При приеме Дж. Бушем нашего министра все проходило очень корректно. Президент не предъявлял претензий к советской стороне за отход от зафиксированных в февральском заявлении договоренностей. Он только констатировал, что на переговорах появились затруднения. Дал понять вместе с тем, что времени до встречи с М. С. Горбачевым осталось мало.

Однако перед началом беседы с Шеварднадзе, обходя членов советской делегации, он мне заметил: «Маршал, мне сказали, что вы на переговорах стали занимать жесткую позицию. Так ли это?» Ответил, что позиция у советской делегации единая. Особого мнения у меня нет.

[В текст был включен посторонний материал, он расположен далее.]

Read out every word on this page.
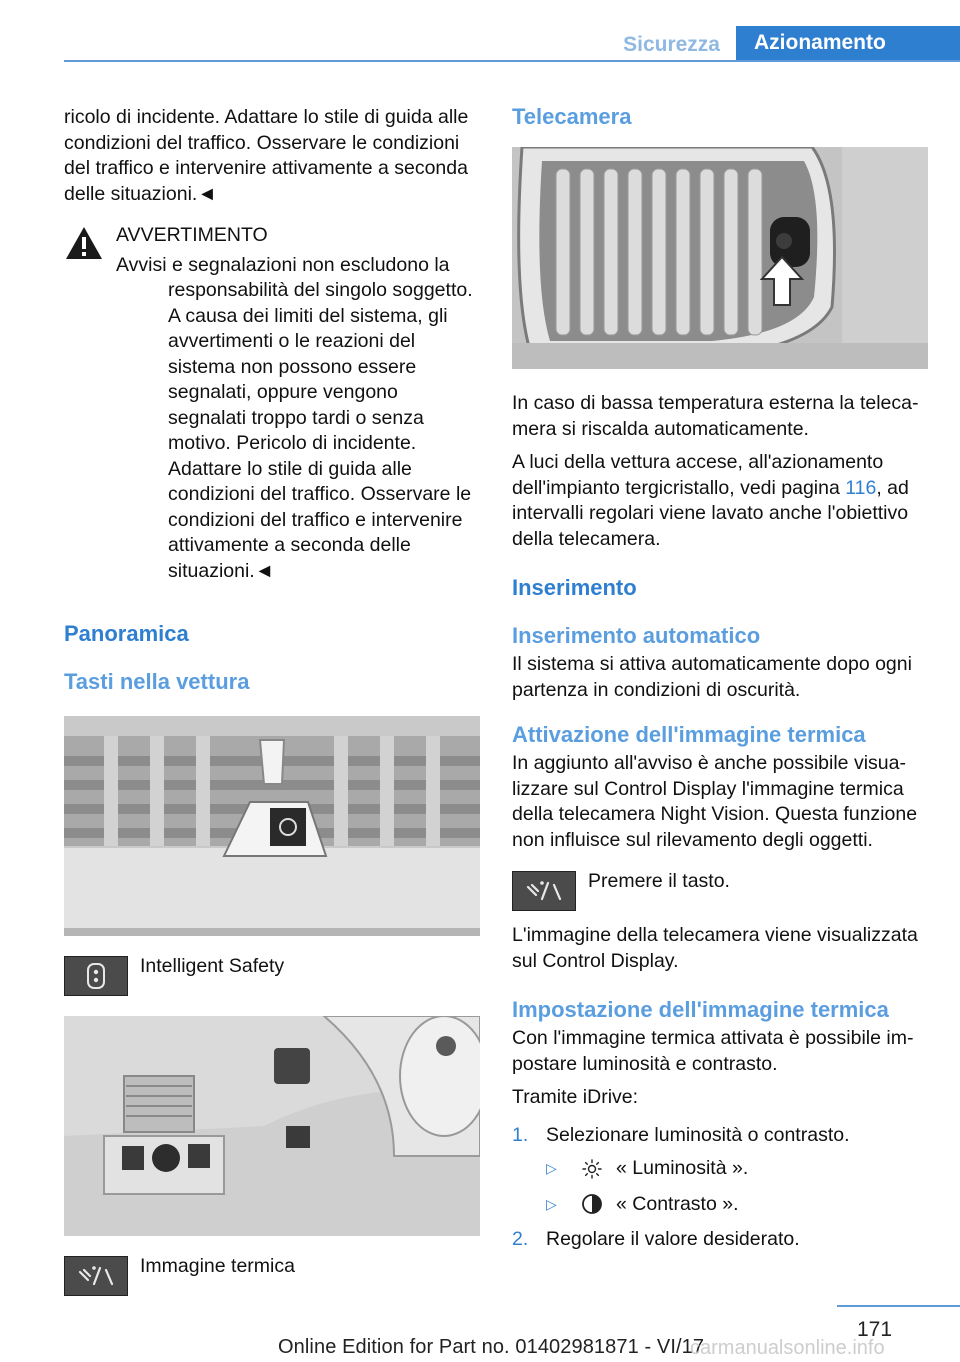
Sicurezza	Azionamento

ricolo di incidente. Adattare lo stile di guida alle condizioni del traffico. Osservare le condizioni del traffico e intervenire attivamente a seconda delle situazioni.◄

AVVERTIMENTO

Avvisi e segnalazioni non escludono la responsabilità del singolo soggetto. A causa dei limiti del sistema, gli avvertimenti o le reazioni del sistema non possono essere segnalati, oppure vengono segnalati troppo tardi o senza motivo. Pericolo di incidente. Adattare lo stile di guida alle condizioni del traffico. Osservare le condizioni del traffico e intervenire attivamente a seconda delle situazioni.◄

Panoramica
Tasti nella vettura

Intelligent Safety

Immagine termica

Telecamera

In caso di bassa temperatura esterna la telecamera si riscalda automaticamente.

A luci della vettura accese, all'azionamento dell'impianto tergicristallo, vedi pagina 116, ad intervalli regolari viene lavato anche l'obiettivo della telecamera.

Inserimento
Inserimento automatico

Il sistema si attiva automaticamente dopo ogni partenza in condizioni di oscurità.

Attivazione dell'immagine termica

In aggiunto all'avviso è anche possibile visualizzare sul Control Display l'immagine termica della telecamera Night Vision. Questa funzione non influisce sul rilevamento degli oggetti.

Premere il tasto.

L'immagine della telecamera viene visualizzata sul Control Display.

Impostazione dell'immagine termica

Con l'immagine termica attivata è possibile impostare luminosità e contrasto.

Tramite iDrive:

1. Selezionare luminosità o contrasto.
▷	« Luminosità ».
▷	« Contrasto ».
2. Regolare il valore desiderato.
171
Online Edition for Part no. 01402981871 - VI/17
carmanualsonline.info
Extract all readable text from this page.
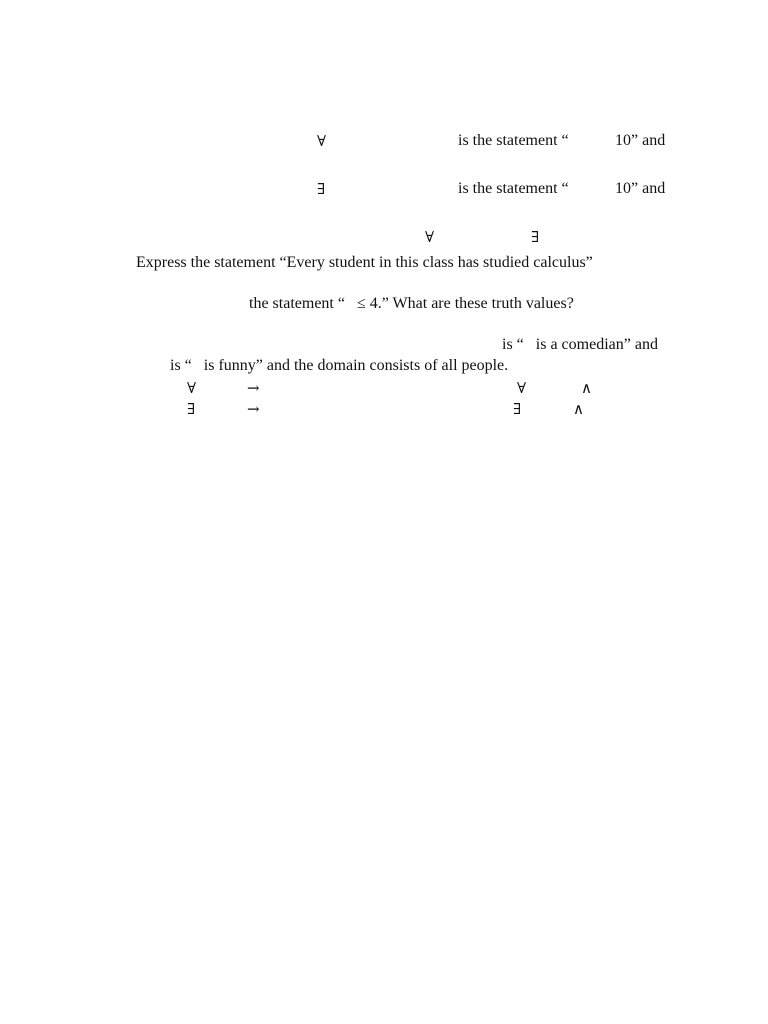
∀	is the statement “	10” and
∃	is the statement “	10” and
∀	∃
Express the statement “Every student in this class has studied calculus”
the statement “   ≤ 4.” What are these truth values?
is “   is a comedian” and
is “   is funny” and the domain consists of all people.
∀	→	∀	∧
∃	→	∃	∧
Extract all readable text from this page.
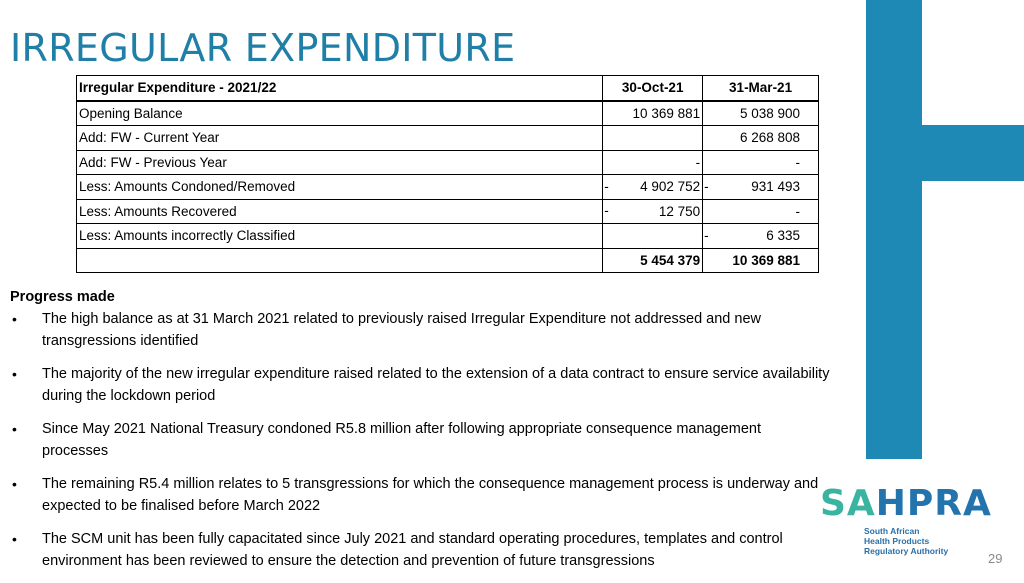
IRREGULAR EXPENDITURE
Irregular Expenditure - 2021/22	30-Oct-21	31-Mar-21
Opening Balance	10 369 881	5 038 900
Add: FW - Current Year		6 268 808
Add: FW - Previous Year	-	-
Less: Amounts Condoned/Removed	- 4 902 752	- 931 493
Less: Amounts Recovered	- 12 750	-
Less: Amounts incorrectly Classified		- 6 335
	5 454 379	10 369 881
Progress made
• The high balance as at 31 March 2021 related to previously raised Irregular Expenditure not addressed and new transgressions identified
• The majority of the new irregular expenditure raised related to the extension of a data contract to ensure service availability during the lockdown period
• Since May 2021 National Treasury condoned R5.8 million after following appropriate consequence management processes
• The remaining R5.4 million relates to 5 transgressions for which the consequence management process is underway and expected to be finalised before March 2022
• The SCM unit has been fully capacitated since July 2021 and standard operating procedures, templates and control environment has been reviewed to ensure the detection and prevention of future transgressions
SAHPRA
South African
Health Products
Regulatory Authority	29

В области стратегических вооружений в первой половине 1990 года шли очень важные переговоры еще по одному вопросу. Завершалась подготовка договора по СНВ. Как вести дело после подписания этого договора? Этот вопрос стал актуальным. Поэтому были начаты обмен мнениями и подготовка к принятию М. С. Горбачевым и Дж. Бушем совместного заявления о намерениях в отношении будущих переговоров по СНВ.

При подготовке этого документа развернулась упорная борьба по двум вопросам. Во-первых, по оценке каждого вида стратегических вооружений для обеспечения стратегической стабильности в будущем. США утверждали, что наиболее опасными являются быстролетящие баллистические ракеты, и они в большей степени в будущем должны подлежать сокращению, и в то же время, как они утверждали, стабильность стратегической обстановки обеспечивают медленно летящие тяжелые бомбардировщики с КРВБ на борту. Позиция эта была эгоистичной: США имели большое преимущество над СССР в таких бомбардировщиках. [276]

СССР, основу стратегических вооружений которого составляют баллистические ракеты, отстаивал мнение, что все виды стратегических вооружений (баллистические ракеты, тяжелые бомбардировщики с КРВБ, КРМБ) являются примерно одинаково опасными и в будущем должны все подлежать сокращениям.

Во-вторых, шел старый спор о том, в какой взаимосвязи должны находиться стратегические наступательные и оборонительные вооружения в будущем, когда наступит следующий этап сокращения наступательных средств.

В тексте этого заявления каждое слово и знак препинания имели большое значение. Поэтому оно готовилось с большими трудностями и спорами. Но, разумеется, за текстом также стояли крупные реальные интересы сторон. После нашего отъезда из Вашингтона словно по команде в средствах массовой информации США, а затем в Европе и у нас началась кампания против советского военного руководства и руководителей оборонного комплекса. Именно их обвиняли в срыве переговоров, ужесточении позиций. С того времени эта кампания у нас в стране не прекращается вот уже полтора года.

В нашей «независимой» прессе эта антиармейская кампания приобретает еще один дополнительный оттенок. Мало того, что советское военное руководство обвиняется в срыве переговоров из корыстных побуждений, «независимые» утверждают одновременно, что военные, не желая сокращать вооружения, подрывают экономику страны. Именно военно-промышленный комплекс, по их мнению, является виновником всех бед, постигших нашу страну. Для распространения этой версии немало сделал, начиная с лета 1990 года, и Шеварднадзе, приводя явно надуманные цифры наших военных расходов и в то же время не менее фантастические цифры экономической эффективности руководимой им дипломатии.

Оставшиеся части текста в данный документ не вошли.